We measured supine and erect plasma NE in 13 normal, nondiabetic control subjects and three groups of diabetic patients: 20 without clinical neuropathy, 20 with chronic painful neuropathy, and 15 with painless neuropathy and foot ulceration. Neuropathy was characterized bysymptom and deficit scores, sensory thresholds, electrophysiology, and cardiovascular autonomic function tests. Neuropathic pain was scored by the patients on a linear analogue scale.

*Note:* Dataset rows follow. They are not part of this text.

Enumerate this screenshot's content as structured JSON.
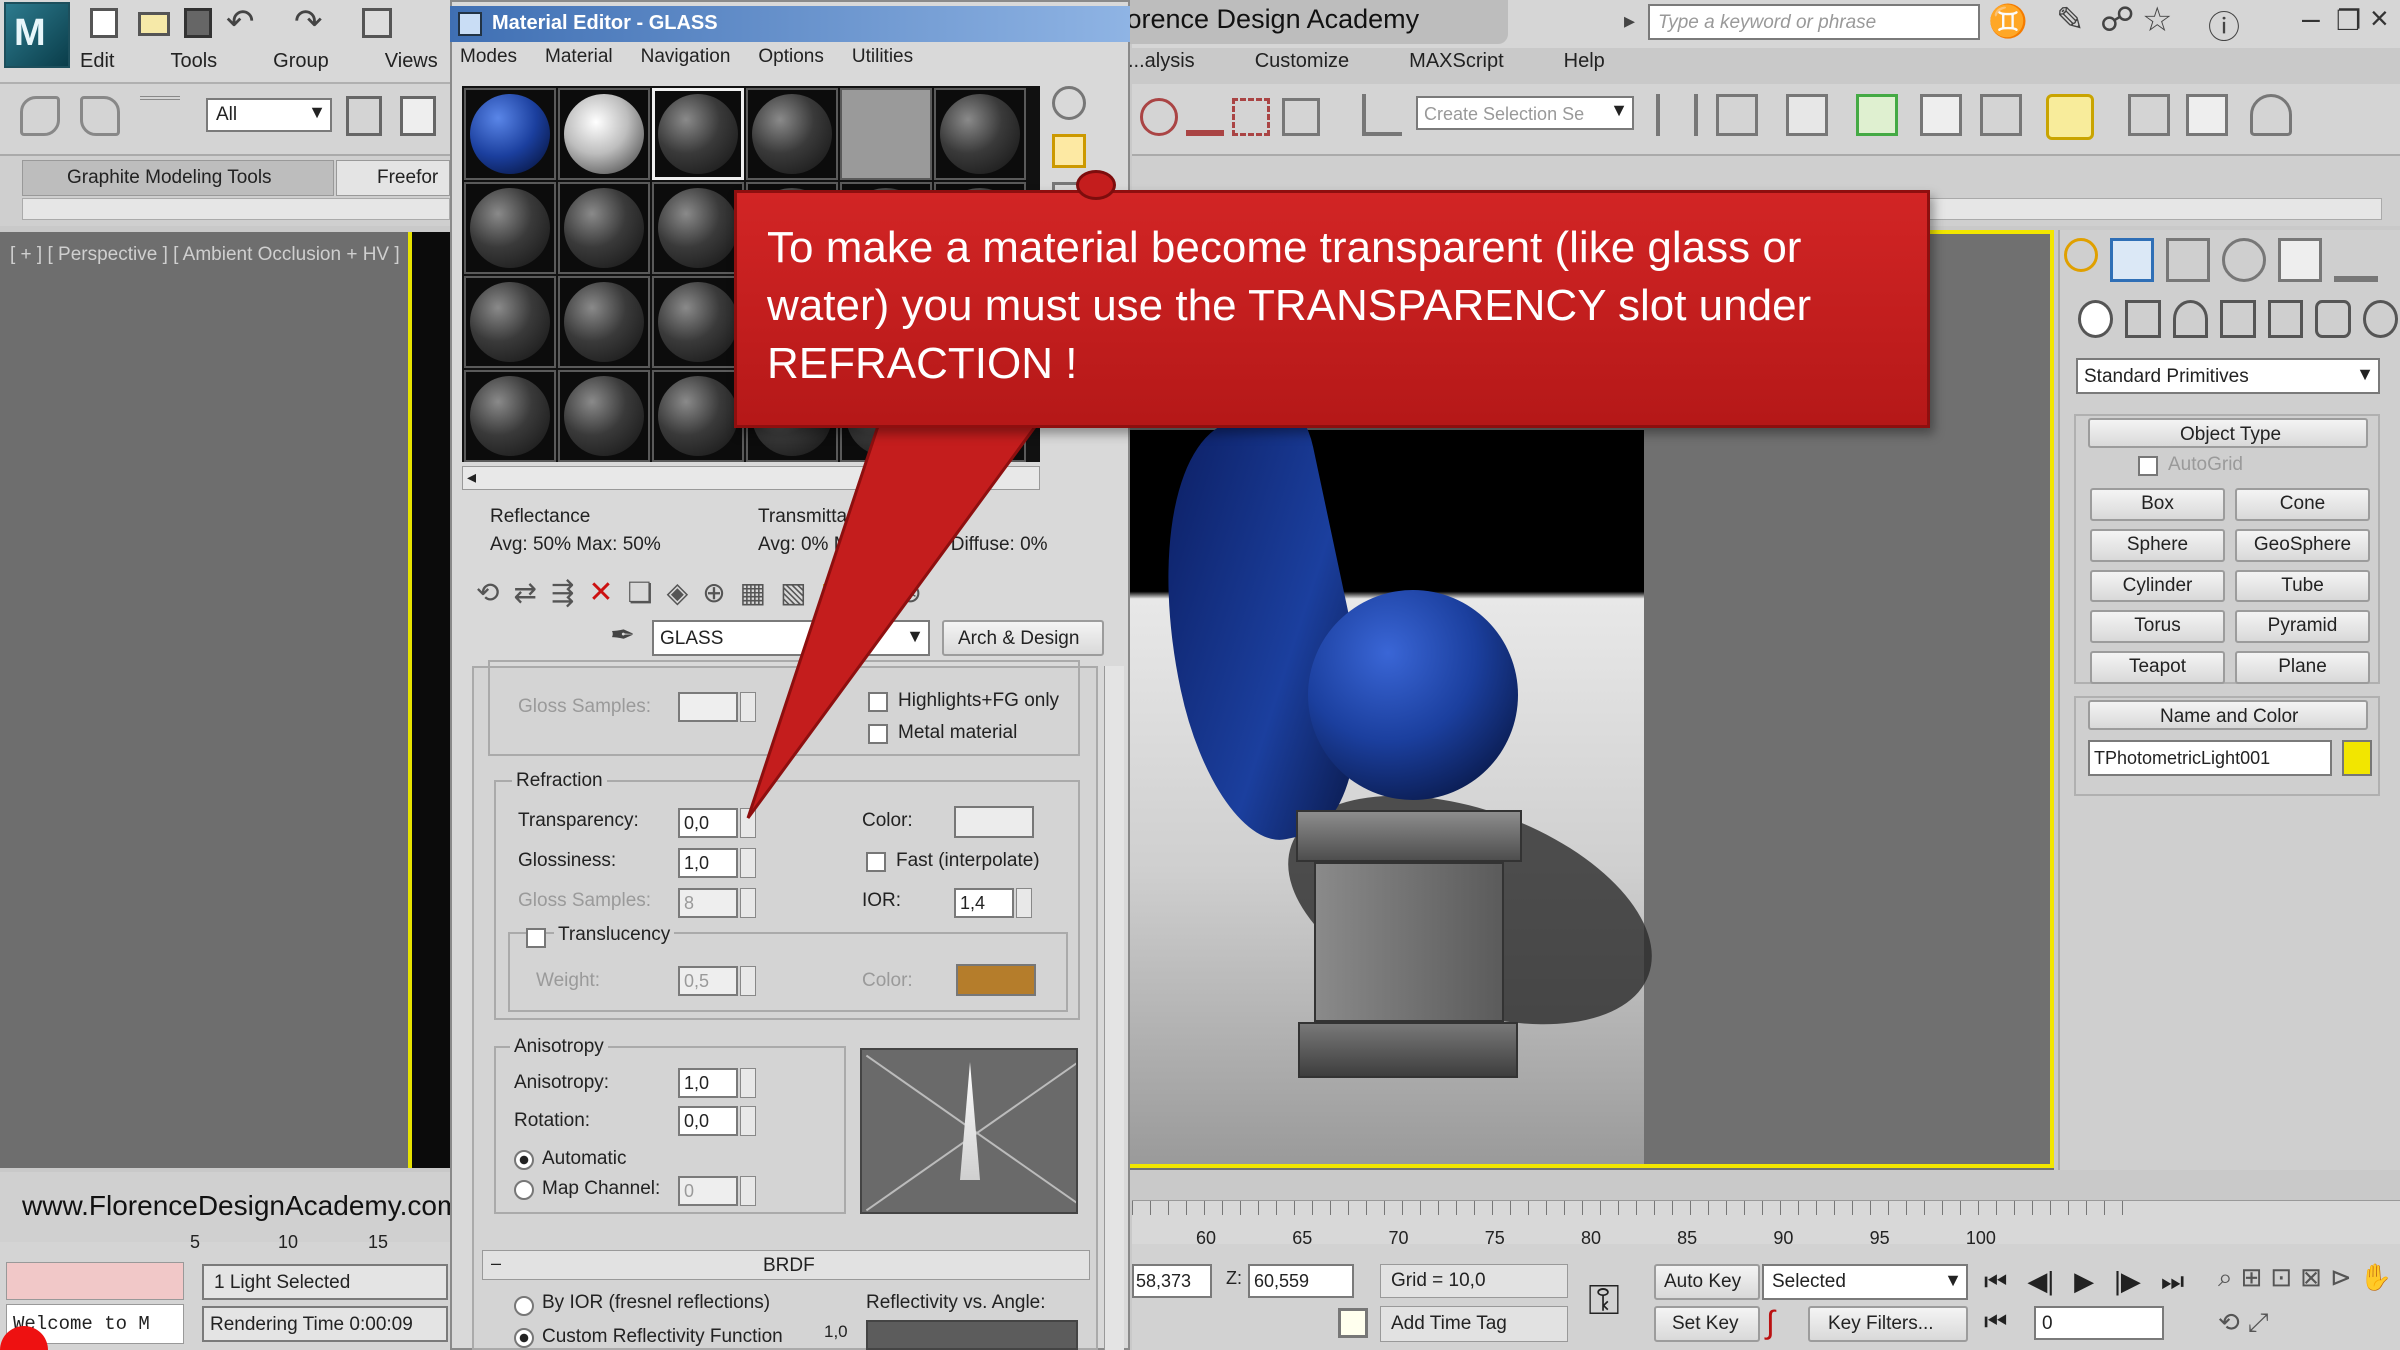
{
  "app": {
    "title": "Florence Design Academy",
    "search_placeholder": "Type a keyword or phrase",
    "menu_left": [
      "Edit",
      "Tools",
      "Group",
      "Views"
    ],
    "menu_right": [
      "...alysis",
      "Customize",
      "MAXScript",
      "Help"
    ],
    "selection_filter": "All",
    "named_selection_placeholder": "Create Selection Se",
    "ribbon_tabs": [
      "Graphite Modeling Tools",
      "Freefor"
    ],
    "viewport_label": "[ + ] [ Perspective ] [ Ambient Occlusion + HV ]"
  },
  "material_editor": {
    "title": "Material Editor - GLASS",
    "menu": [
      "Modes",
      "Material",
      "Navigation",
      "Options",
      "Utilities"
    ],
    "reflectance_label": "Reflectance",
    "reflectance_value": "Avg:  50% Max:  50%",
    "transmittance_label": "Transmittance",
    "transmittance_value": "Avg:   0% Max",
    "diffuse_value": "0% Diffuse:   0%",
    "material_name": "GLASS",
    "material_type": "Arch & Design",
    "gloss_samples_label": "Gloss Samples:",
    "highlights_label": "Highlights+FG only",
    "metal_label": "Metal material",
    "refraction": {
      "title": "Refraction",
      "transparency_label": "Transparency:",
      "transparency_value": "0,0",
      "glossiness_label": "Glossiness:",
      "glossiness_value": "1,0",
      "gloss_samples_label": "Gloss Samples:",
      "gloss_samples_value": "8",
      "color_label": "Color:",
      "fast_label": "Fast (interpolate)",
      "ior_label": "IOR:",
      "ior_value": "1,4",
      "translucency_label": "Translucency",
      "weight_label": "Weight:",
      "weight_value": "0,5",
      "trans_color_label": "Color:"
    },
    "anisotropy": {
      "title": "Anisotropy",
      "anisotropy_label": "Anisotropy:",
      "anisotropy_value": "1,0",
      "rotation_label": "Rotation:",
      "rotation_value": "0,0",
      "automatic_label": "Automatic",
      "map_channel_label": "Map Channel:",
      "map_channel_value": "0"
    },
    "brdf": {
      "title": "BRDF",
      "by_ior_label": "By IOR (fresnel reflections)",
      "custom_label": "Custom Reflectivity Function",
      "curve_label": "Reflectivity vs. Angle:",
      "curve_value": "1,0"
    }
  },
  "callout": {
    "text": "To make a material become transparent (like glass or water) you must use the TRANSPARENCY slot under REFRACTION !"
  },
  "command_panel": {
    "dropdown": "Standard Primitives",
    "object_type_title": "Object Type",
    "autogrid_label": "AutoGrid",
    "buttons": [
      "Box",
      "Cone",
      "Sphere",
      "GeoSphere",
      "Cylinder",
      "Tube",
      "Torus",
      "Pyramid",
      "Teapot",
      "Plane"
    ],
    "name_color_title": "Name and Color",
    "object_name": "TPhotometricLight001"
  },
  "status": {
    "watermark": "www.FlorenceDesignAcademy.com",
    "selection_status": "1 Light Selected",
    "rendering_time": "Rendering Time  0:00:09",
    "listener": "Welcome to M",
    "coord_x": "58,373",
    "coord_z_label": "Z:",
    "coord_z": "60,559",
    "grid": "Grid = 10,0",
    "add_time_tag": "Add Time Tag",
    "auto_key": "Auto Key",
    "set_key": "Set Key",
    "key_mode": "Selected",
    "key_filters": "Key Filters...",
    "frame": "0"
  },
  "timeline": {
    "ticks": [
      "60",
      "65",
      "70",
      "75",
      "80",
      "85",
      "90",
      "95",
      "100"
    ],
    "left_ticks": [
      "5",
      "10",
      "15"
    ]
  },
  "colors": {
    "callout": "#c41d1d",
    "accent_yellow": "#f2e600",
    "glass_color_swatch": "#ececec",
    "translucency_swatch": "#b57d2b",
    "sphere_blue": "#1b3f9e"
  }
}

In painless neuropathy, NE levels were greatly reduced (supine, 1.3 nM; erect, 2.2 nM) compared with control subjects (supine, 2.4 nM; erect, 4.0 nM; P < 0.001) and were combined with grossly abnormal autonomic reflexes. NE also was reduced in the diabetic group without neuropathy (supine, 1.7 nM; erect, 2.7 nM; P < 0.01 vs. control subjects). By contrast, in painful neuropathy NE levels (supine, 2.2 nM; erect, 3.6 nM) were similar to control subjects and significantly higher than in painless neuropathy (P < 0.01). Furthermore, NE correlated with the severity of neuropathic pain (r = 0.46, P = 0.02). To assess whether pain, acting as a stressor, could account for the observed differences in NE, we also measured the stress hormones epinephrine and cortisol. They did not differ among the diabetic groups.
Circulating NE is higher in painful than painless diabetic neuropathy. We suggest that painful neuropathy is associated with a relatively higher number of functioning sympathetic fibers that may contribute to pain.